Rotateq is usually given in three doses over the course of six months, being Merck’s second best selling vaccine last year with revenue of $525 million. The vaccine was approved in 2006 and it had a good secondary effect: it has severely slowed down the virus’ spread to non-immunized children in the U.S.
“We're a little surprised by the degree of impact given the coverage we've achieved,” said Jane Seward of the federal Centers for Disease Control and Prevention reporting the findings at the Interscience Conference on Antimicrobial Agents and Chemotherapy conference in Washington.
Before the vaccine, more than 200,000 children in the US were taken to emergency rooms and more than 55,000 needed hospitalization annually with rotavirus, mostly from January through May. Worldwide, the virus kills 1,600 young children each day.
Since Rotateq hit the market in 2006, hospital visits and stays due to the virus have dropped 80 percent to 100 percent, according to studies conducted by the CDC and several other groups.
Furthermore, a study conducted by Merck found a 100 percent drop in hospitalizations and ER visits during the 2007 and 2008 rotavirus seasons compared to previous ones. The results were based on a review of health insurance claims for about 61,000 infants and diagnosis by doctors in routine clinical practice.
"Rotateq provided 100 percent protection against hospital and emergency department visits when administered during routine public health practice," Merck's Christopher Mast told a news conference.
This does no meant children don’t become ill with diarrhea. They do, but they simply were not being made sick by the most dangerous strains of rotavirus targeted by the vaccine, Merck added.
And things are expected to get better as a second rotavirus vaccine was approved in April this year - GlaxoSmithKline PLC’s Rotarix. The vaccine is given in a two-dose series to infants from 6 to 24 weeks of age and protects them against rotavirus gastroenteritis caused by G1, G3, G4 and G9 strains of rotavirus.
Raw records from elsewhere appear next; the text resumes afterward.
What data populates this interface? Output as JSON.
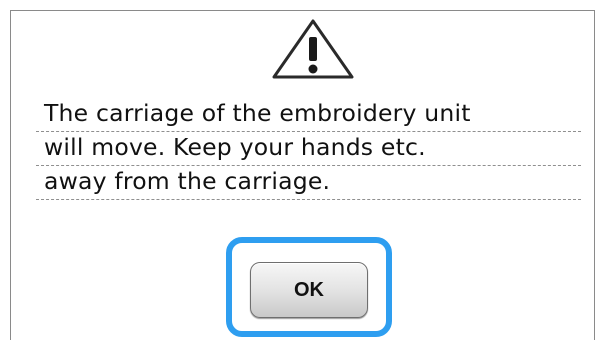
{
  "dialog": {
    "icon": "warning-icon",
    "message_lines": [
      "The carriage of the embroidery unit",
      "will move. Keep your hands etc.",
      "away from the carriage."
    ],
    "ok_label": "OK"
  },
  "colors": {
    "highlight": "#2e9ef0",
    "button_face": "#e1e1e1",
    "border": "#8a8a8a"
  }
}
Due to the vaccines’ effectiveness, the World Health organization is working to make them more available in developing countries where the rate of rotavirus infection is higher.
At the same conference, scientists reported that a new version of Wyeth’s Prevnar vaccine appears to better protect kids against germs that cause pneumonia, meningitis and ear infection, but whether it makes it onto the market before dangerous strains become a big problem remains to be seen. The vaccine came on the market in 2000 and is advised for children under age 2. It protects against the seven strains of Strep bacteria that were causing the most serious infections at the time. Since then, new strains have become more of a threat and increasingly are resistant to common antibiotics.